In application materials filed with the city describing the project, Circo describes a plan to build a state-of-the-art facility engineered to minimize the risk of projectiles leaving the range. It would have two 25-yard and one 100-yard firearms ranges, and an archery range with shooting distances 20 to 50 yards. The area where archers would shoot from would be covered by a canopy. There would be a total of 20 shooting positions on the firearms ranges and seven on the archery range.

Circo said the exact cost of the project won’t be known until it goes out to bid. He declined to estimate the cost Monday, out of concern that could affect bidding on the work.

He said it will be paid for with federal money from excise taxes collected on firearms and archery equipment sales.

Schmidt Associates, an Indianapolis architectural firm that has designed similar shooting ranges elsewhere, is a partner in the project.

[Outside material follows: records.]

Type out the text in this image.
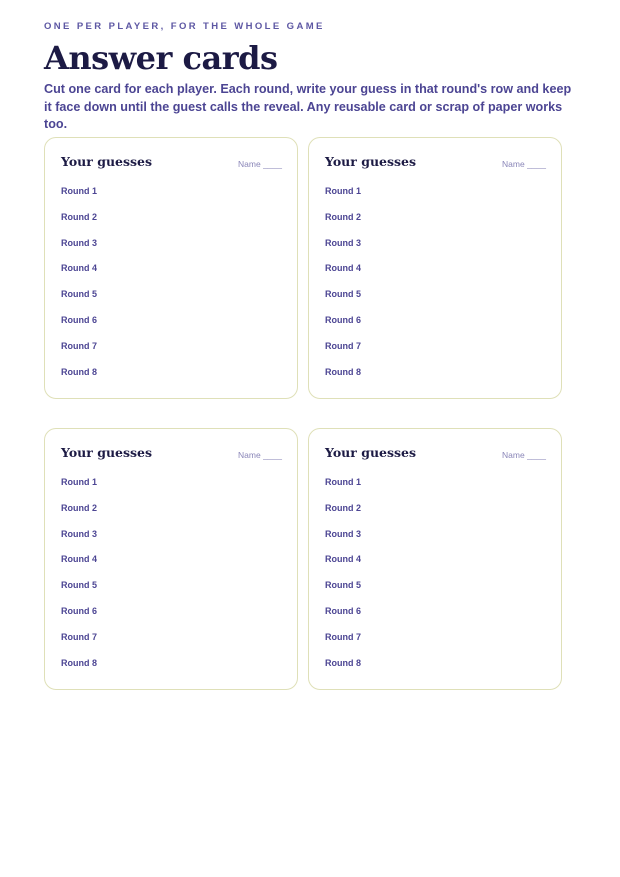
ONE PER PLAYER, FOR THE WHOLE GAME
Answer cards

Cut one card for each player. Each round, write your guess in that round's row and keep it face down until the guest calls the reveal. Any reusable card or scrap of paper works too.

Your guesses	Name ____
Round 1
Round 2
Round 3
Round 4
Round 5
Round 6
Round 7
Round 8
Your guesses	Name ____
Round 1
Round 2
Round 3
Round 4
Round 5
Round 6
Round 7
Round 8
Your guesses	Name ____
Round 1
Round 2
Round 3
Round 4
Round 5
Round 6
Round 7
Round 8
Your guesses	Name ____
Round 1
Round 2
Round 3
Round 4
Round 5
Round 6
Round 7
Round 8
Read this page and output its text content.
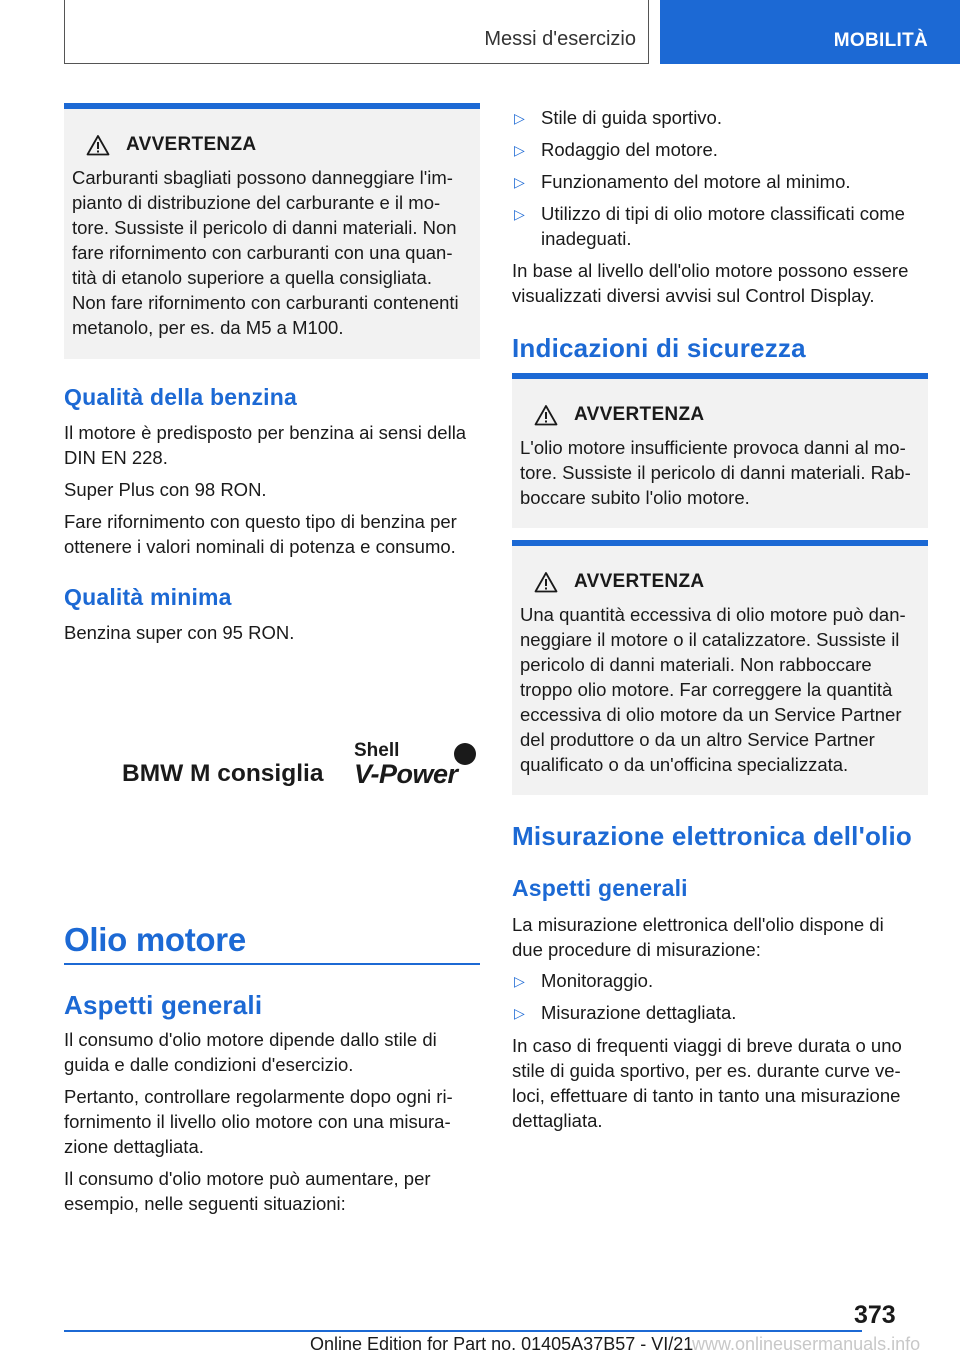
Messi d'esercizio	MOBILITÀ
AVVERTENZA
Carburanti sbagliati possono danneggiare l'im-
pianto di distribuzione del carburante e il mo-
tore. Sussiste il pericolo di danni materiali. Non
fare rifornimento con carburanti con una quan-
tità di etanolo superiore a quella consigliata.
Non fare rifornimento con carburanti contenenti
metanolo, per es. da M5 a M100.
Qualità della benzina
Il motore è predisposto per benzina ai sensi della
DIN EN 228.
Super Plus con 98 RON.
Fare rifornimento con questo tipo di benzina per
ottenere i valori nominali di potenza e consumo.
Qualità minima
Benzina super con 95 RON.
Olio motore
Aspetti generali
Il consumo d'olio motore dipende dallo stile di
guida e dalle condizioni d'esercizio.
Pertanto, controllare regolarmente dopo ogni ri-
fornimento il livello olio motore con una misura-
zione dettagliata.
Il consumo d'olio motore può aumentare, per
esempio, nelle seguenti situazioni:
BMW M consiglia
Shell
V-Power
▷ Stile di guida sportivo.
▷ Rodaggio del motore.
▷ Funzionamento del motore al minimo.
▷ Utilizzo di tipi di olio motore classificati come
inadeguati.
In base al livello dell'olio motore possono essere
visualizzati diversi avvisi sul Control Display.
Indicazioni di sicurezza
AVVERTENZA
L'olio motore insufficiente provoca danni al mo-
tore. Sussiste il pericolo di danni materiali. Rab-
boccare subito l'olio motore.
AVVERTENZA
Una quantità eccessiva di olio motore può dan-
neggiare il motore o il catalizzatore. Sussiste il
pericolo di danni materiali. Non rabboccare
troppo olio motore. Far correggere la quantità
eccessiva di olio motore da un Service Partner
del produttore o da un altro Service Partner
qualificato o da un'officina specializzata.
Misurazione elettronica dell'olio
Aspetti generali
La misurazione elettronica dell'olio dispone di
due procedure di misurazione:
▷ Monitoraggio.
▷ Misurazione dettagliata.
In caso di frequenti viaggi di breve durata o uno
stile di guida sportivo, per es. durante curve ve-
loci, effettuare di tanto in tanto una misurazione
dettagliata.
373
Online Edition for Part no. 01405A37B57 - VI/21
www.onlineusermanuals.info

A letter to the city from Allen Jacobsen, senior civil engineer for Schmidt Associates, notes the new facility would be designed with a focus on safety and noise abatement. Noise measurements were taken both at the range and on Burns Road, where the home closest to the range is located — about 1,800 feet away. Additional noise measurements will be taken, after the project is complete, for comparison.

The board is scheduled to hold a public hearing on the proposed shooting range changes at its Tuesday meeting, which begins at 6 p.m. in the council chamber at Augusta City Center.

Board members also are scheduled to:

• Reconsider a proposal from Harold Warren Construction to add the ability to blast in a pit off West River Road to the company’s mineral extraction license. The board previously rejected the request, but the matter was ordered to be sent back to the board for additional review after an appeal was filed with the city’s Zoning Board of Appeals.

• Consider a minor development and conditional use review to allow the city to construct a facility which would use methane gas collected from decomposing garbage at Hatch Hill landfill to create electricity.

• Consider renewing a mineral extraction license for John Mulholland on Walter Road.

• Consider renewing a mineral extraction license for MainEx on Riverside Drive.